A city can be overwhelm-ing. It's not just the sheer size that makes it so daunting, but all the things within it. Amid all the traffic, the buildings, the noise and pollution, it's easy to forget the reason why cities exist and who made them. Any attempt to make sense of cities, and to do so on a human scale can only help our understanding.
That's what they've been doing in Birmingham. The tourist brochures like to remind us that, as well as the baltis and the Bullring, Birmingham has more canals than Venice. Unfortunately for Brummies, the resemblance ends there. The city's suburbs sprawl flatly outwards from a centre strangled by roads and mangled by town planners.
But Birmingham has been reinventing itself recently, rebuilding and renovating, modernising and - though Mancunians might not agree - staking its claim to the title of England's second city.
This collision of past with present and the knock-on effects for the future have given the city's Development Education Centre a fascinating case study on its doorstep.
It's all contained in A City for People, a 50-page booklet looking at Birmingham's unique multicultural make-up and particular place in the world.
Aimed at key stage 3 and 4 pupils, A City for People brings home to them, often quite literally, the impact of all kinds of local, national and international decisions. It begins with a graphic illustration of the place of individuals in all this - right at the bottom of a "staircase" of authority - and a simple exercise in matching up events with their place on the staircase.
Each chapter tackles a different issue - including Europe and global relationships, youth and unemployment, migration, housing and transport, and a detailed look at local regeneration in the Heartlands project.
The text is kept short and to the point with plenty of reader friendly real life stories and suggestions for activities. The graphics are colourful but bold and basic enough to be photocopied. In a four-page appendix of statistics by area, there are detailed maps, pie charts, and graphs galore.
This kind of geography has immediate appeal - even before you begin you know something about the subject. Put simply, young people can relate to it. Some of it - such as the Birmingham in the WorldThe World in Birmingham graphic and the What is a Successful City section - could easily be adapted to another setting.
Scott Sinclair of the city's Development Education Centre says that trials of the booklet have already attracted favourable comments from teachers outside the area interested in preparing similar materials. "We would encourage people to use it to stimulate something in their own locality," he says.
And even if the booklet centres on Birmingham, the issues go beyond that city's boundaries. "It's important in terms of understanding other places and your own that you understand the underlying commonality of experience. We are not an isolated place and you can't understand Birmingham's history without understanding its relationship with other places."
Children are receptive to these ideas, he says, because they have grown up in a global environment - characterised by everything from MTV to mass immigration.
A City for People - one of many initiatives under the umbrella Forward Thinking project launched by TIDE (Teachers In Development Education) a year ago - is built on this notion of togetherness.
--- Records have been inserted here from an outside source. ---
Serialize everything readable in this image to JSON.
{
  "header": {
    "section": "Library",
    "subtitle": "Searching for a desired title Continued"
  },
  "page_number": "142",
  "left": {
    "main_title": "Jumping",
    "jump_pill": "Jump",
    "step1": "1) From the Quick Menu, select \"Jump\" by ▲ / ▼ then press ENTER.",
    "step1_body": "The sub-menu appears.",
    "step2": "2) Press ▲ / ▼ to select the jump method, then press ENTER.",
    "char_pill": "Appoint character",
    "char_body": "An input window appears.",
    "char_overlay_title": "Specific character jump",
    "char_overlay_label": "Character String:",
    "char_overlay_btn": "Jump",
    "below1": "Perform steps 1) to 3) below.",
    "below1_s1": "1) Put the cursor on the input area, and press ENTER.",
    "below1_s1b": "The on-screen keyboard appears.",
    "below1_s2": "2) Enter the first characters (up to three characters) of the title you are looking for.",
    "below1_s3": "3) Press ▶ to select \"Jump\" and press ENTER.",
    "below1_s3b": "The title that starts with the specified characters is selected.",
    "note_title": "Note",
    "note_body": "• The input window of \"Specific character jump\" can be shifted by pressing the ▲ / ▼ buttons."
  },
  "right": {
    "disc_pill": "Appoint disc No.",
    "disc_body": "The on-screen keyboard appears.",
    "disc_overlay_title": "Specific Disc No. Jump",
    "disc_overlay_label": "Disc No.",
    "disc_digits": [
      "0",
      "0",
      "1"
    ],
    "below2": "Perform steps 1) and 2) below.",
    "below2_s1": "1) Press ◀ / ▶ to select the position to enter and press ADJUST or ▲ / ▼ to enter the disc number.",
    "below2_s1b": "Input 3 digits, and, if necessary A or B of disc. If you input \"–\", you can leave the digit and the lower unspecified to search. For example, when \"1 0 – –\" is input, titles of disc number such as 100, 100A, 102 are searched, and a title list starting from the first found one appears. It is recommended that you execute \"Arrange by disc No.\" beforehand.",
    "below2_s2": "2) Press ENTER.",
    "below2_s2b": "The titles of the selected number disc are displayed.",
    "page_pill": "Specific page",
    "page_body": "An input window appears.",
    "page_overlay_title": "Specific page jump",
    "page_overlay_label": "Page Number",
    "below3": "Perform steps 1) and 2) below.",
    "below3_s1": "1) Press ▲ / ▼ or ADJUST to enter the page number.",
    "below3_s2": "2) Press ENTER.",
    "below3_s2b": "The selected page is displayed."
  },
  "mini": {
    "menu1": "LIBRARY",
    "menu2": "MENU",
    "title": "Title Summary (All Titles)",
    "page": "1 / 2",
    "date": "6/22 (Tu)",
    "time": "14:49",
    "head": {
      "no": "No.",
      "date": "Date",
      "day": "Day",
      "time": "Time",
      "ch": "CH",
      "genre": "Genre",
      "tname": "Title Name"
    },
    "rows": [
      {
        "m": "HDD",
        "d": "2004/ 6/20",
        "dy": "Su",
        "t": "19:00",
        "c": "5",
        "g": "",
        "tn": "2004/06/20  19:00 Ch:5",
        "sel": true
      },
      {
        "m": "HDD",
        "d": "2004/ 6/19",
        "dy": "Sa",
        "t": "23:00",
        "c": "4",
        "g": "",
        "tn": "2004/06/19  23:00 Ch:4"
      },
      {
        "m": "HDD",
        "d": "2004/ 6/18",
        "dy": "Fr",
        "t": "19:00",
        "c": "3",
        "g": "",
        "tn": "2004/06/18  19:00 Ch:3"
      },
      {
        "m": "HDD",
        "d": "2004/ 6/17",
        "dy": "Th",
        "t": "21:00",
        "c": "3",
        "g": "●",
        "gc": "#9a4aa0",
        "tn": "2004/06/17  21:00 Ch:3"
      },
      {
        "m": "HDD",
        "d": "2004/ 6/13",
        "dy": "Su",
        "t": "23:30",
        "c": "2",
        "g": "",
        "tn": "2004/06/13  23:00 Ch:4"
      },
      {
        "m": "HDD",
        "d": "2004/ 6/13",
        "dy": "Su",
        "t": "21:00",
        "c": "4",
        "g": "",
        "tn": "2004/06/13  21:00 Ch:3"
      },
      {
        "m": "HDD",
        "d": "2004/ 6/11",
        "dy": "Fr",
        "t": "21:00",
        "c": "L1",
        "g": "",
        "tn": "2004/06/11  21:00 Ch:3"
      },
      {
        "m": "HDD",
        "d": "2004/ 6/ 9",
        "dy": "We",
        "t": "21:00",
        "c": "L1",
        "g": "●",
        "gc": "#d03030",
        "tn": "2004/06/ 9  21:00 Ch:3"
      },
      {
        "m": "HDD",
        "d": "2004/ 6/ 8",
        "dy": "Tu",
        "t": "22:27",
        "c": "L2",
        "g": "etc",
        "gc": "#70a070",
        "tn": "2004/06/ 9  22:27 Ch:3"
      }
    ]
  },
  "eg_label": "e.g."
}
TIDE draws on a coalition of schools, universities, local authorities, housing trusts, economic development agencies, information centres and even the airport for its materials and such broad research shows in this booklet.
By starting local and going global, A City for People uses everyday experience as the springboard for wider knowledge. The message to geographers, wherever they may be, is to learn from this, follow the example and start compiling some resources about their own surroundings.